C'est probablement en partie vrai. Mais c'est méconnaître que l'économie est une balance à plateaux multiples. Lorsque l'on ajoute du poids sur un plateau, on ne sait pas très bien quels autres plateaux vont bouger. Par exemple, en sauvant des entreprises qui auraient dû faire faillite, on crée des entreprises zombies. Elles ne survivent que grâce à ces injections, aux taux d'intérêts très bas et risque d'exploser en vol à tout moment en cas de remontée des taux. L'économie de marché qui s'autorégule, les pommes pourries qui font faillite, en prennent un coup (de main invisible).

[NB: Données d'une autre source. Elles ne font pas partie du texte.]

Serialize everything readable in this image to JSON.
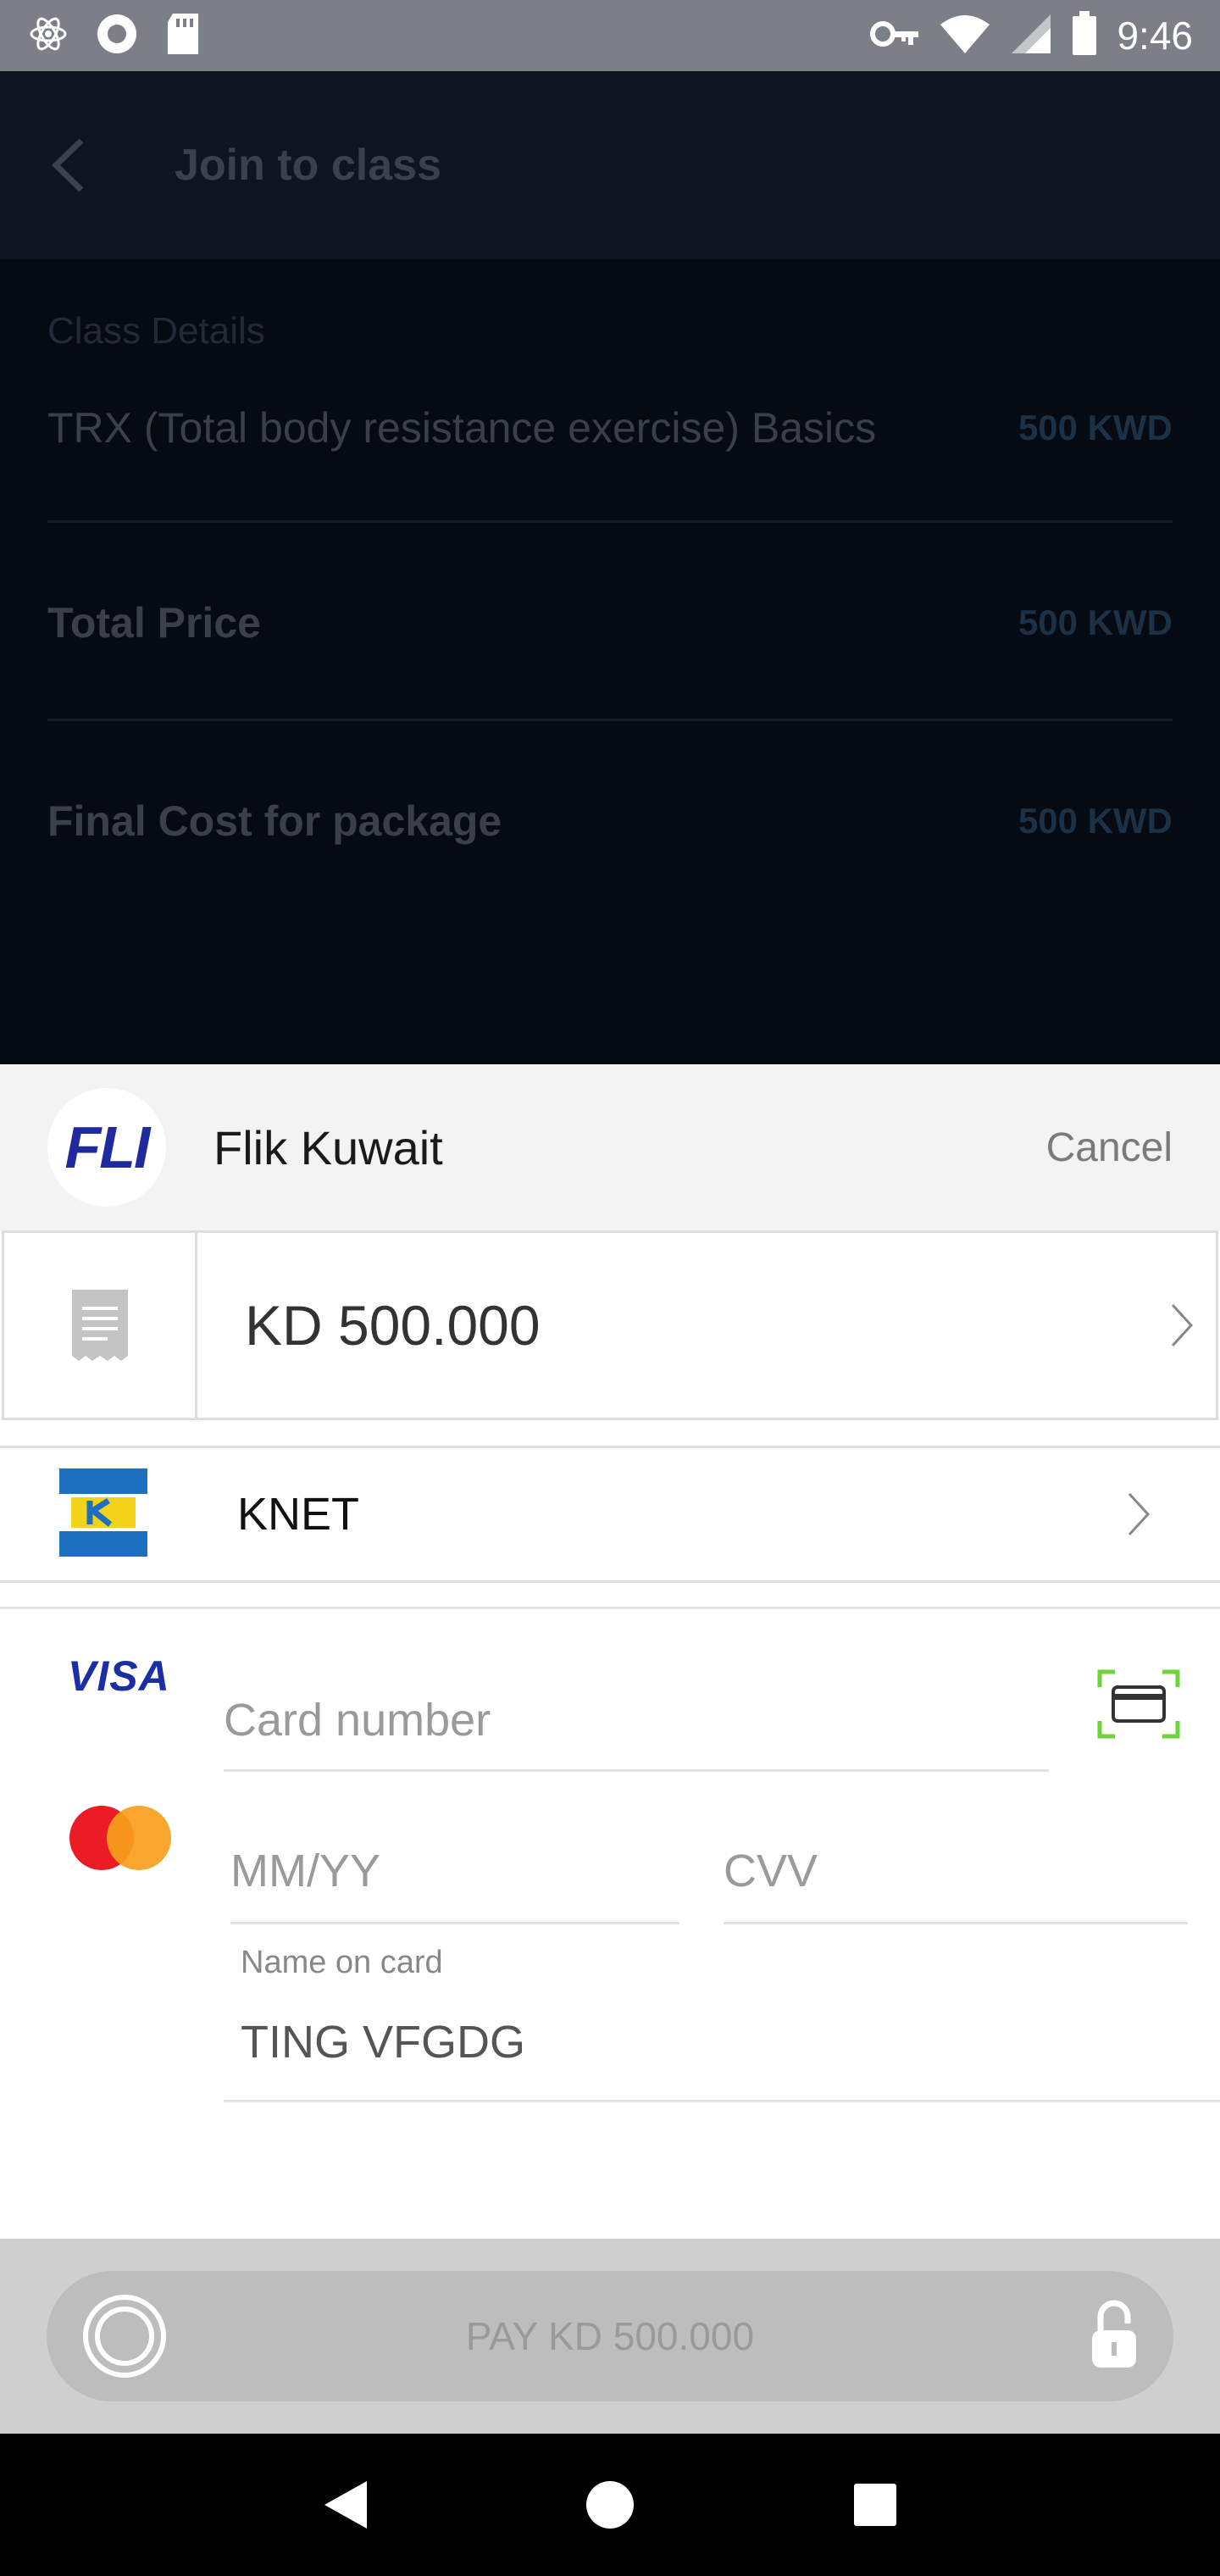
{
  "status_bar": {
    "time": "9:46"
  },
  "header": {
    "title": "Join to class"
  },
  "class_details": {
    "section_title": "Class Details",
    "class_name": "TRX (Total body resistance exercise) Basics",
    "class_price": "500 KWD",
    "total_label": "Total Price",
    "total_price": "500 KWD",
    "final_label": "Final Cost for package",
    "final_price": "500 KWD"
  },
  "payment_sheet": {
    "merchant_logo_text": "FLI",
    "merchant_name": "Flik Kuwait",
    "cancel_label": "Cancel",
    "amount": "KD 500.000",
    "knet_label": "KNET",
    "visa_text": "VISA",
    "card_number_placeholder": "Card number",
    "expiry_placeholder": "MM/YY",
    "cvv_placeholder": "CVV",
    "name_label": "Name on card",
    "name_value": "TING VFGDG",
    "pay_label": "PAY KD 500.000"
  },
  "colors": {
    "visa_blue": "#1a2ea6",
    "knet_blue": "#1d6fc0",
    "knet_yellow": "#f3d21a",
    "mastercard_red": "#eb1c26",
    "mastercard_orange": "#f79e1b",
    "scan_green": "#6fd33a"
  }
}
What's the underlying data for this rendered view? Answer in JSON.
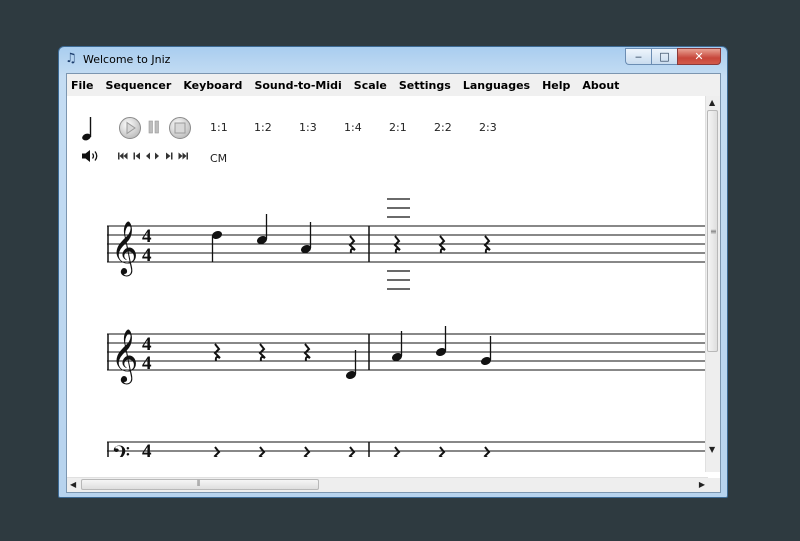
{
  "window": {
    "title": "Welcome to Jniz",
    "min_label": "‒",
    "max_label": "□",
    "close_label": "✕"
  },
  "menu": {
    "items": [
      "File",
      "Sequencer",
      "Keyboard",
      "Sound-to-Midi",
      "Scale",
      "Settings",
      "Languages",
      "Help",
      "About"
    ]
  },
  "toolbar": {
    "ratios": [
      "1:1",
      "1:2",
      "1:3",
      "1:4",
      "2:1",
      "2:2",
      "2:3"
    ],
    "key_label": "CM"
  },
  "score": {
    "time_signature": "4/4",
    "staves": [
      {
        "clef": "treble",
        "notes": [
          "quarter",
          "quarter",
          "quarter",
          "rest",
          "rest",
          "rest",
          "rest"
        ]
      },
      {
        "clef": "treble",
        "notes": [
          "rest",
          "rest",
          "rest",
          "quarter",
          "quarter",
          "quarter",
          "quarter"
        ]
      },
      {
        "clef": "bass",
        "notes": [
          "rest",
          "rest",
          "rest",
          "rest",
          "rest",
          "rest",
          "rest"
        ]
      }
    ]
  },
  "colors": {
    "desktop": "#2e3a40",
    "window_frame": "#b7d3ee",
    "close_button": "#c7463a"
  }
}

C'est aussi ne pas tenir compte d'un chiffre important. Comme nous l'écrivions le 20 avril dernier, les ménages comptent pour une forte partie de la croissance du PIB chaque année. En France, la consommation des ménages, c’est à peu près 55% du PIB. Aux États-Unis, 70%. Penser que l'on va sauver l'économie en ne faisant que soutenir les entreprises et les marchés financiers, c'est à la fois méconnaître les règles de macro-économie et préparer la prochaine crise.

Le FMI note d'ailleurs que « l’ampleur de la récente embellie sur les marchés financiers semble décorrélée de l’évolution des perspectives économiques, comme indiqué dans la Mise à jour du Rapport sur la stabilité financière dans le monde (GFSR) ; il est donc possible que les conditions de financement se durcissent davantage que ne l’a prévu le scénario de référence ». Traduisons-les : les taux pourraient remonter avec des effets catastrophiques.

Chute de la croissance

« Le PIB mondial devrait se contracter de 4,9 % en 2020, soit de 1,9 points de pourcentage de plus que prévu dans les PEM d’avril 2020 (tableau 1). Il est à noter que la croissance de la consommation a été révisée à la baisse dans la plupart des pays, en raison de perturbations plus graves que prévu de l’activité économique. La baisse prévue de la consommation privée résulte de la conjonction d’un choc de grande ampleur sur la demande globale, provoqué par la distanciation physique et les mesures de confinement, et d’une augmentation de l’épargne de précaution. Par ailleurs, l’investissement devrait être atone, car, en période de forte incertitude, les entreprises remettent à plus tard leurs dépenses en capital. Les mesures publiques de soutien à l’économie compensent partiellement la baisse de la demande intérieure privée. Dans le scénario de référence, l’activité mondiale devrait atteindre un creux au deuxième trimestre 2020, pour se redresser ensuite. En 2021, la croissance devrait se raffermir pour atteindre 5,4 %, soit 0,4 point de pourcentage de moins que prévu en avril. La consommation devrait augmenter progressivement l’année prochaine et l’investissement devrait également être en hausse, tout en restant à un niveau modéré. Le PIB mondial pour l’ensemble de l’année 2021 devrait à peine dépasser son niveau de 2019. ».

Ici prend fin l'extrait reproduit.